The U.S. Food and Drug Administration issued a warning to parents and pediatricians today about the risks posed by the prescription painkiller codeine, which is frequently given to children following surgery to remove their tonsils and/or adenoids. Three children have died and one child experienced life-threatening breathing difficulties, according to the FDA, after getting codeine to relieve discomfort following these surgeries.
Of particular concern: The children received doses of codeine that were within the typical dose range, which means the drug hit their bloodstream more quickly and potently than it was intended making them “ultra-rapid metabolizers” of the drug. That could have raised the risk of overdose and death.
“The three children who died after taking codeine exhibited evidence of being ultra-rapid metabolizers,” the agency said in a press statement.
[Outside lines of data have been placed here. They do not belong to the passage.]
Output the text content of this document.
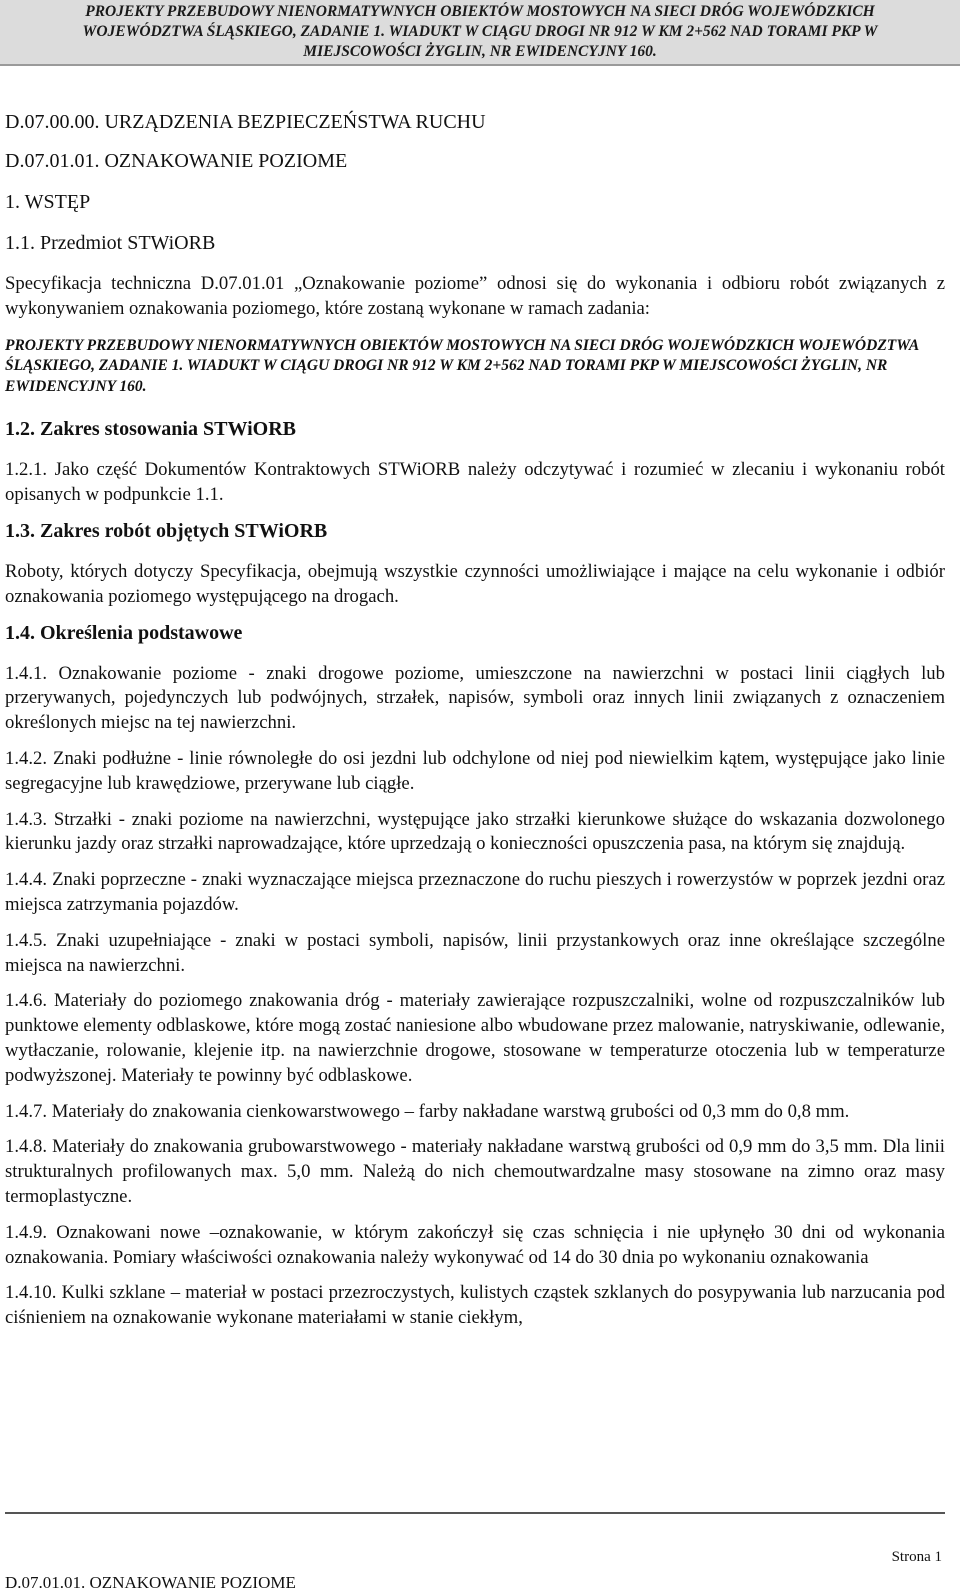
PROJEKTY PRZEBUDOWY NIENORMATYWNYCH OBIEKTÓW MOSTOWYCH NA SIECI DRÓG WOJEWÓDZKICH
WOJEWÓDZTWA ŚLĄSKIEGO, ZADANIE 1. WIADUKT W CIĄGU DROGI NR 912 W KM 2+562 NAD TORAMI PKP W
MIEJSCOWOŚCI ŻYGLIN, NR EWIDENCYJNY 160.
D.07.00.00. URZĄDZENIA BEZPIECZEŃSTWA RUCHU
D.07.01.01. OZNAKOWANIE POZIOME
1. WSTĘP
1.1. Przedmiot STWiORB

Specyfikacja techniczna D.07.01.01 „Oznakowanie poziome” odnosi się do wykonania i odbioru robót związanych z wykonywaniem oznakowania poziomego, które zostaną wykonane w ramach zadania:

PROJEKTY PRZEBUDOWY NIENORMATYWNYCH OBIEKTÓW MOSTOWYCH NA SIECI DRÓG WOJEWÓDZKICH WOJEWÓDZTWA ŚLĄSKIEGO, ZADANIE 1. WIADUKT W CIĄGU DROGI NR 912 W KM 2+562 NAD TORAMI PKP W MIEJSCOWOŚCI ŻYGLIN, NR EWIDENCYJNY 160.

1.2. Zakres stosowania STWiORB

1.2.1. Jako część Dokumentów Kontraktowych STWiORB należy odczytywać i rozumieć w zlecaniu i wykonaniu robót opisanych w podpunkcie 1.1.

1.3. Zakres robót objętych STWiORB

Roboty, których dotyczy Specyfikacja, obejmują wszystkie czynności umożliwiające i mające na celu wykonanie i odbiór oznakowania poziomego występującego na drogach.

1.4. Określenia podstawowe

1.4.1. Oznakowanie poziome - znaki drogowe poziome, umieszczone na nawierzchni w postaci linii ciągłych lub przerywanych, pojedynczych lub podwójnych, strzałek, napisów, symboli oraz innych linii związanych z oznaczeniem określonych miejsc na tej nawierzchni.

1.4.2. Znaki podłużne - linie równoległe do osi jezdni lub odchylone od niej pod niewielkim kątem, występujące jako linie segregacyjne lub krawędziowe, przerywane lub ciągłe.

1.4.3. Strzałki - znaki poziome na nawierzchni, występujące jako strzałki kierunkowe służące do wskazania dozwolonego kierunku jazdy oraz strzałki naprowadzające, które uprzedzają o konieczności opuszczenia pasa, na którym się znajdują.

1.4.4. Znaki poprzeczne - znaki wyznaczające miejsca przeznaczone do ruchu pieszych i rowerzystów w poprzek jezdni oraz miejsca zatrzymania pojazdów.

1.4.5. Znaki uzupełniające - znaki w postaci symboli, napisów, linii przystankowych oraz inne określające szczególne miejsca na nawierzchni.

1.4.6. Materiały do poziomego znakowania dróg - materiały zawierające rozpuszczalniki, wolne od rozpuszczalników lub punktowe elementy odblaskowe, które mogą zostać naniesione albo wbudowane przez malowanie, natryskiwanie, odlewanie, wytłaczanie, rolowanie, klejenie itp. na nawierzchnie drogowe, stosowane w temperaturze otoczenia lub w temperaturze podwyższonej. Materiały te powinny być odblaskowe.

1.4.7. Materiały do znakowania cienkowarstwowego – farby nakładane warstwą grubości od 0,3 mm do 0,8 mm.

1.4.8. Materiały do znakowania grubowarstwowego - materiały nakładane warstwą grubości od 0,9 mm do 3,5 mm. Dla linii strukturalnych profilowanych max. 5,0 mm. Należą do nich chemoutwardzalne masy stosowane na zimno oraz masy termoplastyczne.

1.4.9. Oznakowani nowe –oznakowanie, w którym zakończył się czas schnięcia i nie upłynęło 30 dni od wykonania oznakowania. Pomiary właściwości oznakowania należy wykonywać od 14 do 30 dnia po wykonaniu oznakowania

1.4.10. Kulki szklane – materiał w postaci przezroczystych, kulistych cząstek szklanych do posypywania lub narzucania pod ciśnieniem na oznakowanie wykonane materiałami w stanie ciekłym,

Strona 1
D.07.01.01. OZNAKOWANIE POZIOME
In the adverse event reports received by the FDA, all of the children had their tonsils and adenoids surgically removed to treat obstructive sleep apnea, which causes snoring and sleep disturbances in children as well as adults.
“When prescribing codeine-containing drugs, health care providers should use the lowest effective dose for the shortest time on an as-needed basis,” advised the FDA. If parents notice overdose warning signs—unusual sleepiness, difficulty being aroused or awakened, confusion, or noisy and difficult breathing—they should stop the codeine and seek immediate medical attention.
“The FDA is currently conducting a review of adverse event reports and other information to determine if there are additional cases of inadvertent overdose or death in children taking codeine,” said Dr. Bob Rappaport, FDA director of the division of anesthesia, analgesia and addiction products, “and if these adverse events occur during treatment of other kinds of pain, such as post-operative pain following other types of surgery or procedures.”